Virologie est une revue sérieuse, didactique, diffusant des connaissances scientifiques actualisées dans tous les domaines de la virologie. Pour autant, elle ne se veut pas austère et se propose d'égayer ses numéros avec quelques « perles virologiques », glanées çà et là. Si, au cours de votre activité professionnelle, vous avez été confrontés à des mots ou des événements qui prêtent à sourire, n'hésitez pas à en faire profiter nos lecteurs.

Dans des prescriptions :

- de sérologie des hépatites : antigènes d'Australie, IgM anti-deltaplane, anticorps anti-nucléocapsulés ;

- de sérologie VIH : western bloc, antigène B24.

D'un correspondant liégois, humour belge de doctorants en médecine vétérinaire répondant à des questions sur la pathologie des maladies virales :

- Q. Étiologie de la maladie de Newcastle (aussi dénommée pseudopeste aviaire, causée par un paramyxovirus) ;

- R. Maladie appelée aussi « pseudorage », causée par un « parapoxvirus ».

Réponse erronée, mais véritable condensé de virologie vétérinaire : la pseudorage, ou maladie d'Aujeszky, est provoquée par un herpèsvirus infectant de nombreuses espèces de mammifères, mais pas les oiseaux ; les parapoxvirus sont responsables du nodule d'Orf chez l'homme et d'entités cutanées chez les ruminants.

La disparition de Jonathan Mann (1947-1998)
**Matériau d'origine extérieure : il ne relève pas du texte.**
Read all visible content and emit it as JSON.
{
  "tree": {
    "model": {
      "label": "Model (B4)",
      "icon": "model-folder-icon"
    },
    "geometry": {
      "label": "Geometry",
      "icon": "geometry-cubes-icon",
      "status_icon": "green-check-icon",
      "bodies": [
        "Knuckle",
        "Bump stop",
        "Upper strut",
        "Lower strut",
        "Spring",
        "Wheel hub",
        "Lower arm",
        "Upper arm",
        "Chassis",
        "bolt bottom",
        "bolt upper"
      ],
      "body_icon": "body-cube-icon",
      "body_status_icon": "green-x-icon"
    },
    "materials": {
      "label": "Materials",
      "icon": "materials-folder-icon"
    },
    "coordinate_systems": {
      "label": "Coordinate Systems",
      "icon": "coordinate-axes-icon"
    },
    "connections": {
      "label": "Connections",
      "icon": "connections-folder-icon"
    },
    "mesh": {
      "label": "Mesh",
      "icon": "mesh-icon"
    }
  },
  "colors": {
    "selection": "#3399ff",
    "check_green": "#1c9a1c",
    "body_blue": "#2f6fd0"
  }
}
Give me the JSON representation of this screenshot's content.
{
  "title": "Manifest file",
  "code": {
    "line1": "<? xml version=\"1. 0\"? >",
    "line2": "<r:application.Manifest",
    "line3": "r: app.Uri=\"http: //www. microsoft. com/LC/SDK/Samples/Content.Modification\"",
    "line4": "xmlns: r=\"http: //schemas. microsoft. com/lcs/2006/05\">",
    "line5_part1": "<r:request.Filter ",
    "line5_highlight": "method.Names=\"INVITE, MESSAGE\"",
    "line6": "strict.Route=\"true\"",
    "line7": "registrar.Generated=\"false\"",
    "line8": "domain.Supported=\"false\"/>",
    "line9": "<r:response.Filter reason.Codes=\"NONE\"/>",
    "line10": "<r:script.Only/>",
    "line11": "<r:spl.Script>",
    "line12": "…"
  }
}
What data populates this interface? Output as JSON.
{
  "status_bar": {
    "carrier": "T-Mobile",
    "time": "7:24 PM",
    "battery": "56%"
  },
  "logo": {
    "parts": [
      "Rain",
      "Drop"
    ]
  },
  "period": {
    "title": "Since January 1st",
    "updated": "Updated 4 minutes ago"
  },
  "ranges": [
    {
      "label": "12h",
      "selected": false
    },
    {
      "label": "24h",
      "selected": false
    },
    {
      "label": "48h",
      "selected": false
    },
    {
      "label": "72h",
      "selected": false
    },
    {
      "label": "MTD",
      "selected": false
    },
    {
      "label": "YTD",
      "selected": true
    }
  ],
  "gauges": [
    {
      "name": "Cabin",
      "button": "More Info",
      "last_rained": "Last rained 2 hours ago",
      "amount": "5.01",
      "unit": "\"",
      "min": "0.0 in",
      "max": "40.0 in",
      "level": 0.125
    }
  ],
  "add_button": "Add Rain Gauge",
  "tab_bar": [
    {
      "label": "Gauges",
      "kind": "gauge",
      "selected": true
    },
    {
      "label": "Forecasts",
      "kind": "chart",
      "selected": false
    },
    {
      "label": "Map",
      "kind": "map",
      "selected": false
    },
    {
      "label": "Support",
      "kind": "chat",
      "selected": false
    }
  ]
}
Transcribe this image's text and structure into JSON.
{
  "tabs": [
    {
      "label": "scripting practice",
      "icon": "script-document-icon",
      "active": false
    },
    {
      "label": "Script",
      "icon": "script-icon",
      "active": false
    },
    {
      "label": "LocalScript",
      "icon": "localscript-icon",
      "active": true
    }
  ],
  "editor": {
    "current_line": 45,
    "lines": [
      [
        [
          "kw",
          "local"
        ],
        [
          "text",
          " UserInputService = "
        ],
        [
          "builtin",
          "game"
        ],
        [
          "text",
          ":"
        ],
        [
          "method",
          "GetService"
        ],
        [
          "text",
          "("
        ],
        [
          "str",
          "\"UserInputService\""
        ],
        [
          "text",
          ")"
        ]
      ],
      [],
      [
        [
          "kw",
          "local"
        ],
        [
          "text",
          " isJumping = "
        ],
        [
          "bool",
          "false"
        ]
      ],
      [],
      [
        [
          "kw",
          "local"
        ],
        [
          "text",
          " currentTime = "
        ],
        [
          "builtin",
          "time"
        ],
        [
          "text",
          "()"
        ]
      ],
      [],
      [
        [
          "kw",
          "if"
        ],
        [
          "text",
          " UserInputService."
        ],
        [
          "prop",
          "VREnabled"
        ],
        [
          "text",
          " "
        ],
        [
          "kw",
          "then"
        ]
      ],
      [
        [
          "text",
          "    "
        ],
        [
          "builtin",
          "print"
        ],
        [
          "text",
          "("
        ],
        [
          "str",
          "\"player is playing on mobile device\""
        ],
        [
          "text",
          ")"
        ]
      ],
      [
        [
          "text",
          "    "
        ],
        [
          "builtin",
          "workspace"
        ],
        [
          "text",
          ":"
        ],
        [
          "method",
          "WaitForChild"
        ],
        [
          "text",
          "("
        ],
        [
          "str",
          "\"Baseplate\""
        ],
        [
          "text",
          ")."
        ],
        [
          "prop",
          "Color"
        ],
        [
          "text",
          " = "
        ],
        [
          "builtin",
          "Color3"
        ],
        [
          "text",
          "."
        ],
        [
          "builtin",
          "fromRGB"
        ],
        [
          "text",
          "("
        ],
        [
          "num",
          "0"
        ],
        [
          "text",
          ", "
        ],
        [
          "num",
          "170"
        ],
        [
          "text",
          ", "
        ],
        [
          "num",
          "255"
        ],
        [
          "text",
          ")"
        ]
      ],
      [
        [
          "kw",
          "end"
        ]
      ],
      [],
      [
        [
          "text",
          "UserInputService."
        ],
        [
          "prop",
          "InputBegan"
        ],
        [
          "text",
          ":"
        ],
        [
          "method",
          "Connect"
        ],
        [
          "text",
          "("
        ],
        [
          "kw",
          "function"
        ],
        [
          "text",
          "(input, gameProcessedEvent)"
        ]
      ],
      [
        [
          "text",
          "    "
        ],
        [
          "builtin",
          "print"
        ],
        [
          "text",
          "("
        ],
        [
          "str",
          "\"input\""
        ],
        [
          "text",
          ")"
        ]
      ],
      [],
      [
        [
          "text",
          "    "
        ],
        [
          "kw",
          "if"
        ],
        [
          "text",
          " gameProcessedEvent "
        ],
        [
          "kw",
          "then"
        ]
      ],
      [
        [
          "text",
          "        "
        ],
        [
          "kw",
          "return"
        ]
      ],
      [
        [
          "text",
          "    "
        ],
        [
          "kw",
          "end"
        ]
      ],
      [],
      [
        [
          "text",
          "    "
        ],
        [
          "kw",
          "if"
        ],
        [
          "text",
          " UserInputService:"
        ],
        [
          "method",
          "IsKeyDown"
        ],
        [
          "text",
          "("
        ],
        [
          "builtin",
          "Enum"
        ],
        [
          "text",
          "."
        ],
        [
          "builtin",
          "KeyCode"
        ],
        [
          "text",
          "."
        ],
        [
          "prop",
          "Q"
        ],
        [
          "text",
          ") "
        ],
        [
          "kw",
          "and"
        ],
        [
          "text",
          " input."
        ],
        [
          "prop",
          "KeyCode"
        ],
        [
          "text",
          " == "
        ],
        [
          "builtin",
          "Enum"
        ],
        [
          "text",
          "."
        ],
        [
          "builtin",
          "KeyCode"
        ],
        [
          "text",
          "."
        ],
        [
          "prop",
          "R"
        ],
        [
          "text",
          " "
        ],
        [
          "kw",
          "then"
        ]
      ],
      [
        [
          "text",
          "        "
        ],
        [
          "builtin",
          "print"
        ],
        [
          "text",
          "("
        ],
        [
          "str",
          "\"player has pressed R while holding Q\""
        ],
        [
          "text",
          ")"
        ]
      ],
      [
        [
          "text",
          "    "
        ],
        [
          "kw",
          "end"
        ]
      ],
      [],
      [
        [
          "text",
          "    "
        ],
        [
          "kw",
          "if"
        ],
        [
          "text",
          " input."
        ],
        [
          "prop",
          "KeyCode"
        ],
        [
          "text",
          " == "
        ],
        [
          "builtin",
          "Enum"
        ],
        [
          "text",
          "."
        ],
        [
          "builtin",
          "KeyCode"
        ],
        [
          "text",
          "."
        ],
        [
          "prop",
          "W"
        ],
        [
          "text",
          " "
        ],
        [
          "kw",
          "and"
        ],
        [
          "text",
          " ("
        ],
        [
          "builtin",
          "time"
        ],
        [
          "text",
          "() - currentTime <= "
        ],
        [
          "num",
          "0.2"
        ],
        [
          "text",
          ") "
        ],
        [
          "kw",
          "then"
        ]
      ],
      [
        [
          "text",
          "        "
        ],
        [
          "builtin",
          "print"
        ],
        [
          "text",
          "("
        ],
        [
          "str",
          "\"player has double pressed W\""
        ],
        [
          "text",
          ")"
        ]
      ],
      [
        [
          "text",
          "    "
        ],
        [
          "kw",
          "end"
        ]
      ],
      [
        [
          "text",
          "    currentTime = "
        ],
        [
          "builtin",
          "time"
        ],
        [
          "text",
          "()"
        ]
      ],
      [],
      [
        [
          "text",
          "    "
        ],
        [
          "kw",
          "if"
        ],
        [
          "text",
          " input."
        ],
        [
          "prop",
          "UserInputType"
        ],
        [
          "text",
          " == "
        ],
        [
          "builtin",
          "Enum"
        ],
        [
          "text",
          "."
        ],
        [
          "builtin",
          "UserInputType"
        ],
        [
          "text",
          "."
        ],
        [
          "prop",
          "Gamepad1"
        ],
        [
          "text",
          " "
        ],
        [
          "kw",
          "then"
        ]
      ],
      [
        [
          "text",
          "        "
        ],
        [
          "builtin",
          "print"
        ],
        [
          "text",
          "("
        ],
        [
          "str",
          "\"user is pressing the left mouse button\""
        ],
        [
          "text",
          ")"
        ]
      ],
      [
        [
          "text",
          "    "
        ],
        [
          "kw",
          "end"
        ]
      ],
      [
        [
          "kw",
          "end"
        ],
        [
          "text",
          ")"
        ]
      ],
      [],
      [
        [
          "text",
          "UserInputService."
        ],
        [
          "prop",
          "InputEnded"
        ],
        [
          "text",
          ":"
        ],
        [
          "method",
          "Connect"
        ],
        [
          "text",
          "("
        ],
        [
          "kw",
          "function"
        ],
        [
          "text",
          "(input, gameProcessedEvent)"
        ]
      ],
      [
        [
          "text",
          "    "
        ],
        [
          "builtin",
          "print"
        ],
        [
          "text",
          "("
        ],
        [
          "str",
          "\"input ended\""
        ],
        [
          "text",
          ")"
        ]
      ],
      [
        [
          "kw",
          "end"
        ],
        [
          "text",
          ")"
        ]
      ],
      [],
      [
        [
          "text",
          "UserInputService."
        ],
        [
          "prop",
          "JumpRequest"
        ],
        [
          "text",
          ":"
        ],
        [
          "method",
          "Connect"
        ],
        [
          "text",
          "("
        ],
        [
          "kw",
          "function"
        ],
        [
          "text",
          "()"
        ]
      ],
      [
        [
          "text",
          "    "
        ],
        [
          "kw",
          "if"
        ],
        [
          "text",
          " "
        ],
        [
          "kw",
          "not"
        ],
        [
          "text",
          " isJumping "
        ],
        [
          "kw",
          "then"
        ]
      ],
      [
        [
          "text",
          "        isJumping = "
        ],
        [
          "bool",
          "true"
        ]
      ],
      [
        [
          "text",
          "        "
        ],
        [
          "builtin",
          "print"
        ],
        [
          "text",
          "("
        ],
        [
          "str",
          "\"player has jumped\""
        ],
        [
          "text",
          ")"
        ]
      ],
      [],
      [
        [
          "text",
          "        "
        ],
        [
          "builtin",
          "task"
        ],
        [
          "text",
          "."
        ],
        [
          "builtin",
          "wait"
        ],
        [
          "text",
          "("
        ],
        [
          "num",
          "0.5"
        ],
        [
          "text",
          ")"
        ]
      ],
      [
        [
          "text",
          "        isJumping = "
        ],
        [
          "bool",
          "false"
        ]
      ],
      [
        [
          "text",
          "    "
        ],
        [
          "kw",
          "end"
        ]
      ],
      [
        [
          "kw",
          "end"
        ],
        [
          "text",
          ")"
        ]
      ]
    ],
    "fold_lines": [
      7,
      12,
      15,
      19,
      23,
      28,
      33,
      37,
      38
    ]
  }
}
Jonathan Mann, récemment disparu dans un accident d'avion, restera dans l'histoire comme une des personnalités les plus marquantes dans la lutte contre l'infection à VIH et le sida. Avant d'étudier la médecine à Saint-Louis et Boston, il s'était intéressé à l'histoire et aux sciences politiques, séjournant en particulier à Paris. Spécialiste de médecine interne, épidémiologiste, il a été engagé par le Center for Disease Control (CDC) et a exercé son activité de surveillance des maladies infectieuses pendant plusieurs années au Nouveau-Mexique. Ce médecin américain, parlant parfaitement la langue française, est envoyé au Zaïre en 1984. C'est là qu'il est confronté au sida et qu'il en perçoit la dimension mondiale, avec la nécessité, non seulement de lutter contre le virus, mais aussi d'améliorer les conditions sociales qui favorisent l'émergence de la maladie. En 1986, il devient directeur du programme sida de l'OMS et donne une impulsion majeure à l'engagement de cet organisme contre l'infection à VIH. Il y associe une réflexion éthique sur la santé en affirmant que la lutte contre le sida est indissociable de celle pour le respect des droits de l'homme. Il quitte l'OMS en 1990 et devient professeur d'épidémiologie et de santé publique, à Harvard puis à Philadelphie. Sa volonté de combattre l'exclusion et la précarité au sens le plus large reste intacte, comme le montre son engagement aux côtés de Médecins du Monde. Cela l'a conduit parfois à privilégier l'implication sociale au détriment de certaines réalités scientifiques, comme lors de la récente controverse sur la pertinence des essais vaccinaux de phase III contre le VIH. Cependant, sa quête d'une éthique sociale moderne trouve des résonances en chacun de nous et la mort de ce citoyen du monde, comme le qualifie si bien Emmanuel Hirsch, ne peut nous laisser indifférents.